Frank had more questions. “Do you work by yourself?”
“Usually, but you’re welcome to come with me sometime if you want. There are times when it’s better to have another guy along.”
“I don’t know…that sounds pretty dangerous,” Frank said. “What do you do if somebody fights back?”
“Then you shoot him.”
Frank wasn’t completely sold on the idea. “Okay, I’ll think about it,” he said.
The next day Frank’s uncle took him to the newspaper stand to start work. It was then that he learned there was a little more to the job than selling newspapers.
“This is very important,” the uncle said, holding up a cigar box. “Guys are going to come by here and give you money and slips of paper. They’ll be for their bets on horse races. You take the money and slip of paper and put it in this cigar box. Whatever you do, don’t mix the bet money up with the newspaper money. Got it?”
“Yeah, sure. What do I do with the bets and money after I collect them?”
“Just put them in the box like I told you. Somebody will stop around every so often and pick them up.”
Frank tried the job for a while. But the weather was turning cold, and he had to sell papers and collect the illegal bets while standing next to a fifty-five gallon drum with a fire in it in order to keep warm. From time to time a car pulled up and a guy got out to collect the betting slips and money from the cigar box.

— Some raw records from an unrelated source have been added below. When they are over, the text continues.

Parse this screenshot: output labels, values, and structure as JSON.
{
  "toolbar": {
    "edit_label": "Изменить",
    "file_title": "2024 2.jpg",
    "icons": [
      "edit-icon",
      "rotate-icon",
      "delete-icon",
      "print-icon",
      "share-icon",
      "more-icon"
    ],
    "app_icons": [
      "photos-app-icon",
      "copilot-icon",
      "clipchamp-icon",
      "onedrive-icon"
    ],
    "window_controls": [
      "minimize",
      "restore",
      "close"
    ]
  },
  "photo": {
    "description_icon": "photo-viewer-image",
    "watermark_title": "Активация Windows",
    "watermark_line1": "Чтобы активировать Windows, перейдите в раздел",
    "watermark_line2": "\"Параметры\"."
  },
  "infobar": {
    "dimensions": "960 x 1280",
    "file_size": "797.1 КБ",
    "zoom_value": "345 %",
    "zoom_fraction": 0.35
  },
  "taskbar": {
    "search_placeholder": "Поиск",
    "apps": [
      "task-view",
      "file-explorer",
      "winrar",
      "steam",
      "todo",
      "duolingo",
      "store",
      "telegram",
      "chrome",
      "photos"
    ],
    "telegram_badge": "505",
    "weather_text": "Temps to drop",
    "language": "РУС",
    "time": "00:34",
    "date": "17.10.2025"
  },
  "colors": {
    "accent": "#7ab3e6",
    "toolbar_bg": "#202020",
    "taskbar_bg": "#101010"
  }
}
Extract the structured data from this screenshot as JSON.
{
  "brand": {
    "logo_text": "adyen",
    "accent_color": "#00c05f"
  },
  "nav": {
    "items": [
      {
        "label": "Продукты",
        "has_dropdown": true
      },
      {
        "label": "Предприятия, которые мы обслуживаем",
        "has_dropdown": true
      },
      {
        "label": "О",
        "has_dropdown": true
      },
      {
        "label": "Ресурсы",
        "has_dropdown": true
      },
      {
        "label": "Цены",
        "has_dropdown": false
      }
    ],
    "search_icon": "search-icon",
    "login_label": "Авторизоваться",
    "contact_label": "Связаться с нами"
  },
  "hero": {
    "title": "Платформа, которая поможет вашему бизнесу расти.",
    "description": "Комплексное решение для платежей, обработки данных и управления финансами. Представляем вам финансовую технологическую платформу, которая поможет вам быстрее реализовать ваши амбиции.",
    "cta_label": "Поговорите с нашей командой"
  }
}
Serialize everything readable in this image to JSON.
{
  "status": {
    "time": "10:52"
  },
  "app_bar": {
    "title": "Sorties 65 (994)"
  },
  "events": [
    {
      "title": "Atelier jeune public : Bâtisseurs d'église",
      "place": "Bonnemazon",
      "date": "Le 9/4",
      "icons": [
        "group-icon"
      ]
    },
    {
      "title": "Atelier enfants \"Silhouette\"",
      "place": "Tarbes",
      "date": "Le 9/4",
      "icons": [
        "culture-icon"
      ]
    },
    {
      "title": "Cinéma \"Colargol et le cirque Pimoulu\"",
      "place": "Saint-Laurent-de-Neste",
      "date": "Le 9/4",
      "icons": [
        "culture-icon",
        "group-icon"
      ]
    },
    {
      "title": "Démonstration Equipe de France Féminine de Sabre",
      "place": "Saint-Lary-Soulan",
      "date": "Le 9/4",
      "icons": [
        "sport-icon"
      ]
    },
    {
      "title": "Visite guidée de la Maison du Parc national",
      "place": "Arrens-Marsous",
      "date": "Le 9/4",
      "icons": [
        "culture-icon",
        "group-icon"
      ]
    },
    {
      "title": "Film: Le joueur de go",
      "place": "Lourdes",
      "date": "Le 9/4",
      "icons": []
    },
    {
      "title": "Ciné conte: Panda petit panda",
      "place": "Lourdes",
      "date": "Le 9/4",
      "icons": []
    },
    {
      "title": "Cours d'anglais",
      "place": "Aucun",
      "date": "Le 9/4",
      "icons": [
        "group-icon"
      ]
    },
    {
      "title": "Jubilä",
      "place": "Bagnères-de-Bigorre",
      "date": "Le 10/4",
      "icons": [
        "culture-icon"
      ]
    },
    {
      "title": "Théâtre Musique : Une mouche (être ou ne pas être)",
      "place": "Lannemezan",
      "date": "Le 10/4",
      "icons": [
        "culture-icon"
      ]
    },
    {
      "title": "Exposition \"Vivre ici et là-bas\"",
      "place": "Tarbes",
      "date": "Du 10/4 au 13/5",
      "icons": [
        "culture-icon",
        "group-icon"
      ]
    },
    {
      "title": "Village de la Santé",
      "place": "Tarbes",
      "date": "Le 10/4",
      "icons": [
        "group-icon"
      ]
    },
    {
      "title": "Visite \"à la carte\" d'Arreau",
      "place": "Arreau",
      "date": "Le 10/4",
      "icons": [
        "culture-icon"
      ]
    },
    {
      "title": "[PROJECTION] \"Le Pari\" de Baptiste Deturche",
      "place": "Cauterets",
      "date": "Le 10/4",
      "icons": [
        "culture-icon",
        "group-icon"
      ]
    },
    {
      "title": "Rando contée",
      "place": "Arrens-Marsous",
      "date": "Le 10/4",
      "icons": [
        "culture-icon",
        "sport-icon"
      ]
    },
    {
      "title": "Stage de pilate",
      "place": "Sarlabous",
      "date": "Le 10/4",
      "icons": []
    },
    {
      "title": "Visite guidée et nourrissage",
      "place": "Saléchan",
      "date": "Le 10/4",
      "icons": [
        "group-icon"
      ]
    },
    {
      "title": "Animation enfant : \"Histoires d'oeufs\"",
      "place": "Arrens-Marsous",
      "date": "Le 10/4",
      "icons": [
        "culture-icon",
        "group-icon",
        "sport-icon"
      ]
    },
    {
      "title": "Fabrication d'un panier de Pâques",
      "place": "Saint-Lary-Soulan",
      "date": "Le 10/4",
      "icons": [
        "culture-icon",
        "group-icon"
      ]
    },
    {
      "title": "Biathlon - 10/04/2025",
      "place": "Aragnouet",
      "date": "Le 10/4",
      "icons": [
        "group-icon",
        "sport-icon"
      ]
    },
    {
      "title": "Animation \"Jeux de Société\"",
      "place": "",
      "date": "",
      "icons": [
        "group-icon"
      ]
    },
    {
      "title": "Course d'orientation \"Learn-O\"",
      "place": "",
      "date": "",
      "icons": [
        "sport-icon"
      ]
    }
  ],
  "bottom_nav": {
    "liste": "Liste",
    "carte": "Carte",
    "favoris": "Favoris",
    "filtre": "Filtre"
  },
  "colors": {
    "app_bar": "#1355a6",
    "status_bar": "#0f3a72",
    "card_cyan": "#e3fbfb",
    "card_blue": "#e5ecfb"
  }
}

As it got colder Frank thought more and more about Crazy Bob and that big wad of cash. He started to ask himself what the hell he was doing out there freezing to death for a few quarters when there was an easier way to make a lot more money. He told his uncle he was quitting.
“Quitting? What the fuck do you mean you’re quitting?” the uncle screamed at him.
Frank wasn’t intimidated. “This is bullshit. I know of better ways to make money than standing out here freezing to death. I’m all done.”
With that decision Frank’s life turned another corner. The days of stealing newspaper money and fighting with teachers and other kids were behind him. From then on, the cars he stole would be work cars, used in burglaries and armed robberies. The next phase of his career was about to begin.